Contexte politique et enjeux
Cette grève intervient dans un contexte politique belge particulièrement complexe. Le gouvernement De Croo, une coalition hétéroclite allant des socialistes aux libéraux en passant par les verts et les nationalistes flamands, est connu pour ses compromis parfois difficiles. Les réformes budgétaires sont un point de friction majeur au sein de cette coalition. L'influence de Bart De Wever et de son parti, la N-VA, sur l'agenda économique est prépondérante, reflétant une volonté de rigueur budgétaire et de réformes structurelles.
La Belgique, avec sa structure fédérale complexe, voit souvent les enjeux sociaux se doubler de considérations régionales. Si la grève est nationale, l'intensité de la mobilisation et les revendications peuvent parfois résonner différemment en Flandre, en Wallonie et à Bruxelles. Cependant, l'ampleur de l'appel syndical cette fois-ci transcende en grande partie ces clivages, unissant les travailleurs face à une menace perçue comme commune.

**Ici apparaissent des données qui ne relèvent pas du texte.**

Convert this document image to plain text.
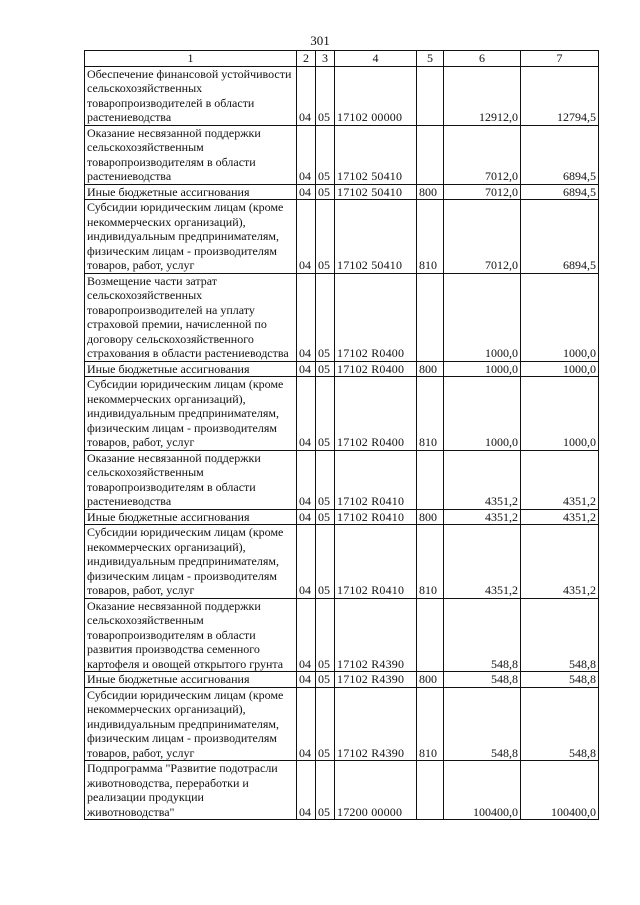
301
1	2	3	4	5	6	7
Обеспечение финансовой устойчивости сельскохозяйственных товаропроизводителей в области растениеводства	04	05	17102 00000		12912,0	12794,5
Оказание несвязанной поддержки сельскохозяйственным товаропроизводителям в области растениеводства	04	05	17102 50410		7012,0	6894,5
Иные бюджетные ассигнования	04	05	17102 50410	800	7012,0	6894,5
Субсидии юридическим лицам (кроме некоммерческих организаций), индивидуальным предпринимателям, физическим лицам - производителям товаров, работ, услуг	04	05	17102 50410	810	7012,0	6894,5
Возмещение части затрат сельскохозяйственных товаропроизводителей на уплату страховой премии, начисленной по договору сельскохозяйственного страхования в области растениеводства	04	05	17102 R0400		1000,0	1000,0
Иные бюджетные ассигнования	04	05	17102 R0400	800	1000,0	1000,0
Субсидии юридическим лицам (кроме некоммерческих организаций), индивидуальным предпринимателям, физическим лицам - производителям товаров, работ, услуг	04	05	17102 R0400	810	1000,0	1000,0
Оказание несвязанной поддержки сельскохозяйственным товаропроизводителям в области растениеводства	04	05	17102 R0410		4351,2	4351,2
Иные бюджетные ассигнования	04	05	17102 R0410	800	4351,2	4351,2
Субсидии юридическим лицам (кроме некоммерческих организаций), индивидуальным предпринимателям, физическим лицам - производителям товаров, работ, услуг	04	05	17102 R0410	810	4351,2	4351,2
Оказание несвязанной поддержки сельскохозяйственным товаропроизводителям в области развития производства семенного картофеля и овощей открытого грунта	04	05	17102 R4390		548,8	548,8
Иные бюджетные ассигнования	04	05	17102 R4390	800	548,8	548,8
Субсидии юридическим лицам (кроме некоммерческих организаций), индивидуальным предпринимателям, физическим лицам - производителям товаров, работ, услуг	04	05	17102 R4390	810	548,8	548,8
Подпрограмма "Развитие подотрасли животноводства, переработки и реализации продукции животноводства"	04	05	17200 00000		100400,0	100400,0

Un test pour le modèle social belge
La capacité de la Belgique à gérer ce conflit social sera un indicateur clé de la résilience de son modèle de concertation. Traditionnellement, le dialogue social y est fort, avec des négociations tripartites régulières entre gouvernement, employeurs et syndicats. Mais l'ampleur des réformes envisagées et la fermeté des positions de part et d'autre semblent avoir mis à mal cette tradition.
Sur le plan économique, la grève aura un coût, même si difficile à chiffrer précisément. Pertes de production, retards logistiques, impact sur le tourisme et le commerce : autant de facteurs qui pèseront sur l'activité économique déjà fragilisée. Au-delà des pertes immédiates, l'enjeu est de savoir si cette mobilisation forcera le gouvernement à revoir sa copie ou si, au contraire, elle renforcera sa détermination à faire passer ses réformes.
Les trois prochains jours seront décisifs. La Belgique est à la croisée des chemins, tiraillée entre la nécessité d'assainir ses finances publiques et la volonté de préserver un modèle social cher à une grande partie de sa population. Le "cliché" des mouvements sociaux, habituellement associé à d'autres pays, cède ici la place à une réalité belge palpable, et l'Europe tout entière observera avec attention l'issue de cette confrontation.